Purpose: We describe the use of a novel, high-density DNA microarray representing informative single nucleotide polymorphisms (SNPs) from E. coli mined from approximately 300 whole genome sequences. The custom FDA-ECID microarray has been designed and manufactured using next-generation Affymetrix PEG-GeneAtlas technology. This array is a rapid resequencing-based genomic tool for E. coli characterization and subtyping.
Methods: Three hundred whole genome sequences were used to identify ~125,000 conserved 25-mers each containing a central SNP. Of these, ~10,000 informative SNPs were selected for inclusion and are represented on our custom FDA-ECID microarray using a SNP-typing probe strategy.

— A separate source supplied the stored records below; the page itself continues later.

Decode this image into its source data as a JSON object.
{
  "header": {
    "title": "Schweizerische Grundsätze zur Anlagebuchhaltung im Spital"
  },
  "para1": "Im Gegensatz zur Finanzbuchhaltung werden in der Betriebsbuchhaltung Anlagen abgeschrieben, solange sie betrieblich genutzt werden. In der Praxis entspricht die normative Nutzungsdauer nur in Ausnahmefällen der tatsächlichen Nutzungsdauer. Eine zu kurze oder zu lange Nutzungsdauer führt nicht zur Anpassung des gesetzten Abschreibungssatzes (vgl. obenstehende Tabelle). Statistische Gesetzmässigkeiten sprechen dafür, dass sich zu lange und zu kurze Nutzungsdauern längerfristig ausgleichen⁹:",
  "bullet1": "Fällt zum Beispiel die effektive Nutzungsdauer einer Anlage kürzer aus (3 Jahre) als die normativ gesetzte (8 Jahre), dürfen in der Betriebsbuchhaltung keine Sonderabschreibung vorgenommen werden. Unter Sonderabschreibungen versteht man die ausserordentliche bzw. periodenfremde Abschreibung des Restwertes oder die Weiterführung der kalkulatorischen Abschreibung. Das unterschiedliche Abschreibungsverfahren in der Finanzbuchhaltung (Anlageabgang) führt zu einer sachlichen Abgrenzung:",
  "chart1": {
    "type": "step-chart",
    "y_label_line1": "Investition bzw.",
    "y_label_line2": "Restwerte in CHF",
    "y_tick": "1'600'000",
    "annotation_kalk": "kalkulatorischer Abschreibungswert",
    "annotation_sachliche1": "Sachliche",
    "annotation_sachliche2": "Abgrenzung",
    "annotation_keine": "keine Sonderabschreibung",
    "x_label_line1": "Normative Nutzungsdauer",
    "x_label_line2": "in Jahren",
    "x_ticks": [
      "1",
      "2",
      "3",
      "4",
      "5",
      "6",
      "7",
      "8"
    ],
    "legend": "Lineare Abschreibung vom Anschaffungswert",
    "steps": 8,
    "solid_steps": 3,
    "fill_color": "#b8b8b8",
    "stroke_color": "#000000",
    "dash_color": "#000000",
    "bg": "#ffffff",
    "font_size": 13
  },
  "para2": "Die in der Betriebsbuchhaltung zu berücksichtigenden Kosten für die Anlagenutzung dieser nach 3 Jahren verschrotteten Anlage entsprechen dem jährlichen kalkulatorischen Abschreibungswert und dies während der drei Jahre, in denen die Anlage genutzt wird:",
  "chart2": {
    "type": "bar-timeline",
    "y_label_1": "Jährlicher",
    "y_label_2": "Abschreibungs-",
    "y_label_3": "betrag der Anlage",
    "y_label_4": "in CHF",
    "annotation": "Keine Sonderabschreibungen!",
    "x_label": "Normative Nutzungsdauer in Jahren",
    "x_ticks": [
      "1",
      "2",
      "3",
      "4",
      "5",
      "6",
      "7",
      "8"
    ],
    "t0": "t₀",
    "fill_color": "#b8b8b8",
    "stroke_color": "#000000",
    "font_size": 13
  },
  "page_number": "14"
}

Results: Using our optimized SNP-calling algorithms, we have analyzed data from a vast collection of temporally and geographically diverse E. coli isolates. The major phylogenetic lineages within the species were recapitulated using the array SNP data. In addition, the array data was compared to the same in silico SNPs from whole genome sequence (WGS) data as well as to a more comprehensive set of chromosomal backbone SNPs mined from the WGS archive. Comparisons of the microarray SNP data to the WGS data show greater than 95% similarity in classifying the isolates examined.
Significance: In summary, the FDA-ECID microarray is a powerful tool for molecular subtyping and phylogenetic analysis of E. coli.